When Liz Carmouche and Ronda Rousey step out from behind the curtain and into the Octagon at UFC 157 to fight for Rousey's bantamweight championship, history will be made. But once the fight starts, that's when the real news begins.
For all the pre-show hype about Rousey and Carmouche being the first women's fight in UFC, and in the main event spot, the only thing that will ultimately matter is what happens after the door is locked and these two fighters lock horns.
Even though all of the predictions have Rousey winning this fight in a romp, we know that things can change in mixed martial arts with one punch. Carmouche has proven herself to be tougher than she gets credit for, though she is obviously not at Rousey's level physically or in skill.
What to watch for from Rousey
Rousey, the first UFC women's bantamweight champion, has a lot riding on this fight.
Not only is she being tasked with marketing the fight to the world, as evidenced by her face all over the poster and the (wonderful) countdown special UFC put together leading up to the event, but she can turn into a superstar or goat, depending on the outcome.
Of course, if the event doesn't draw at least what an average UFC show does, Rousey will likely take some blame from certain circles of the media.
Even with all of that pressure on Rousey, don't expect her to be anything other than what she has been during her time in the Olympics and Strikeforce. She has a very specific style that she uses and until someone proves she can stop it, she is going to keep doing it.

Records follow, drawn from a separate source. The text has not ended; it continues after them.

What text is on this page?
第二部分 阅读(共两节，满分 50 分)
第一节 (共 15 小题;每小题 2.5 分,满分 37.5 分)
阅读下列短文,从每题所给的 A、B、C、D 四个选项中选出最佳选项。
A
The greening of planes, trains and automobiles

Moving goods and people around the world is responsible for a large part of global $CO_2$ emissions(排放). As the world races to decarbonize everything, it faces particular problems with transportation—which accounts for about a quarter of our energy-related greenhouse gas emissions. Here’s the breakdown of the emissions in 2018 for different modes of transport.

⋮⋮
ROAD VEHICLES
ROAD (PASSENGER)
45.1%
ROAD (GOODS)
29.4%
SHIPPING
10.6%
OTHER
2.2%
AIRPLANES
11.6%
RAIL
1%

Judo is Rousey's bread and butter. She is so strong and fast that she will take down an opponent seemingly at will. Once you are on the ground, Rousey is going right after the arm. She doesn't just lock in armbars, she destroys ligaments when she puts the hold on.

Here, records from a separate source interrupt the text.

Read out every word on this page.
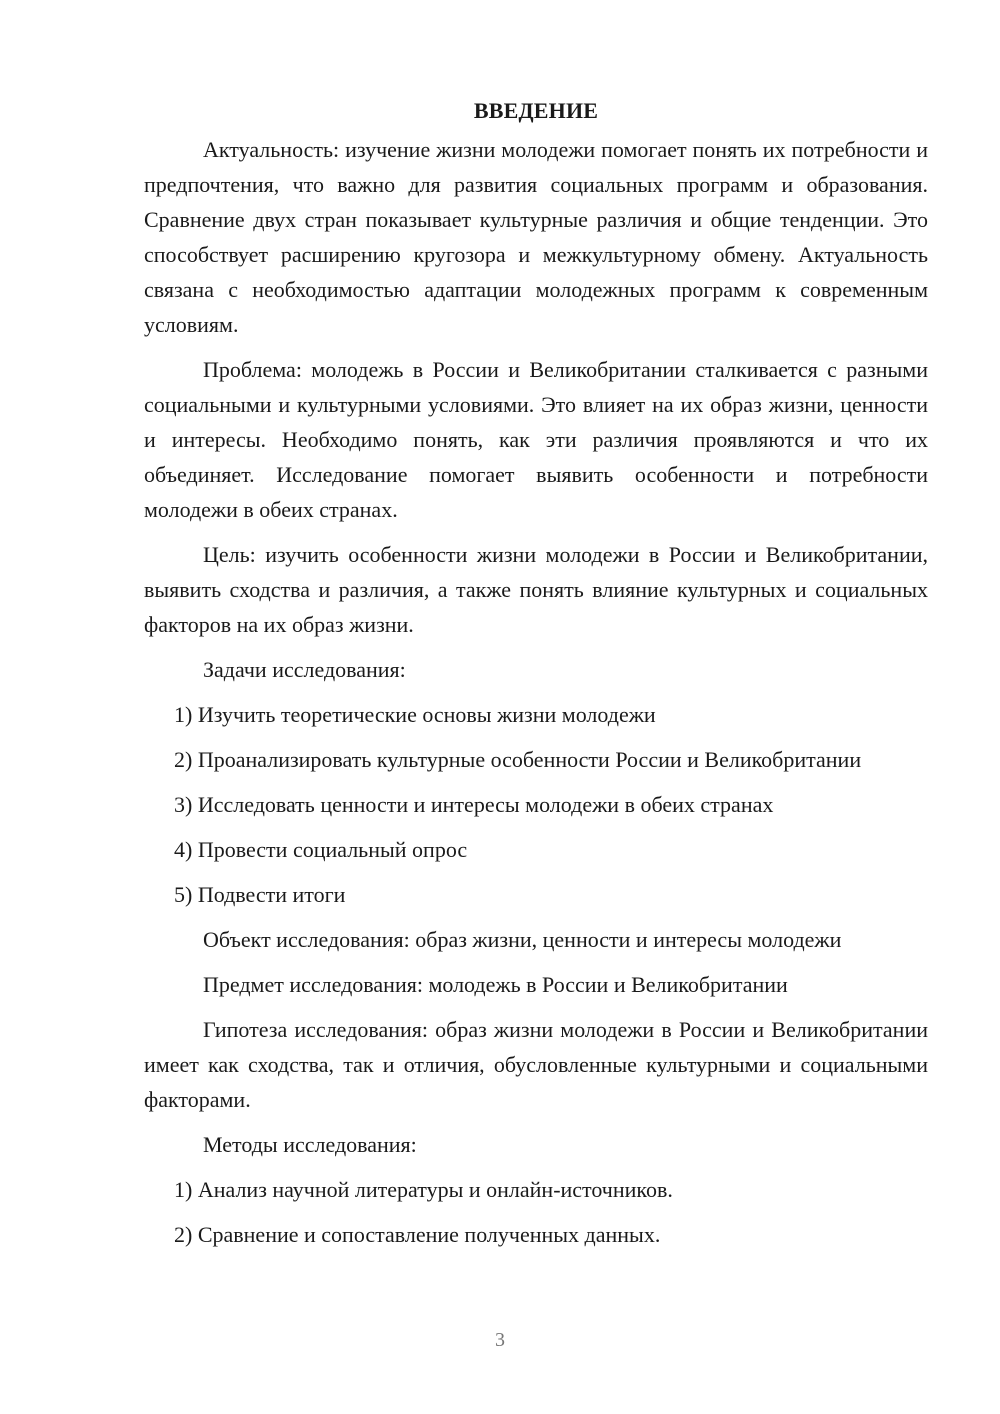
ВВЕДЕНИЕ

Актуальность: изучение жизни молодежи помогает понять их потребности и предпочтения, что важно для развития социальных программ и образования. Сравнение двух стран показывает культурные различия и общие тенденции. Это способствует расширению кругозора и межкультурному обмену. Актуальность связана с необходимостью адаптации молодежных программ к современным условиям.

Проблема: молодежь в России и Великобритании сталкивается с разными социальными и культурными условиями. Это влияет на их образ жизни, ценности и интересы. Необходимо понять, как эти различия проявляются и что их объединяет. Исследование помогает выявить особенности и потребности молодежи в обеих странах.

Цель: изучить особенности жизни молодежи в России и Великобритании, выявить сходства и различия, а также понять влияние культурных и социальных факторов на их образ жизни.

Задачи исследования:
1) Изучить теоретические основы жизни молодежи
2) Проанализировать культурные особенности России и Великобритании
3) Исследовать ценности и интересы молодежи в обеих странах
4) Провести социальный опрос
5) Подвести итоги
Объект исследования: образ жизни, ценности и интересы молодежи
Предмет исследования: молодежь в России и Великобритании

Гипотеза исследования: образ жизни молодежи в России и Великобритании имеет как сходства, так и отличия, обусловленные культурными и социальными факторами.

Методы исследования:
1) Анализ научной литературы и онлайн-источников.
2) Сравнение и сопоставление полученных данных.
3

That is Rousey's M.O. and what will carry her to a victory if she wins this fight.
What to watch for from Carmouche
Since Rousey is the champion and much more established in mixed martial arts than Carmouche, despite having one less year of professional experience, it is on the challenger to adapt her style.
Carmouche's biggest strength will serve her well in this fight. She has good power in her strikes and wants to keep the fight standing. The only way she is going to beat Rousey is by keeping the fight upright and being relentless with strikes.
Rousey can't get comfortable enough to find and opening to take the fight to the ground. That is obviously much easier said than done, but sometimes a fighter brings the perfect game plan and pulls off the upset.
One big advantage that Carmouche has that past Rousey opponents like Miesha Tate and Sarah Kaufman didn't is emotion. Rousey was magnificent at playing those two like a flute through the media, which led them to come out way too aggressive and get caught where Rousey wanted them.
Another piece of the plan that Carmouche could be thinking about is getting out of the first round. As great as Rousey has been, she has never been asked to go past the first five minutes. We don't know how she will react in the middle and later rounds until she gets there.
Carmouche doesn't have a sterling track record in longer fights, but at least she has been part of them.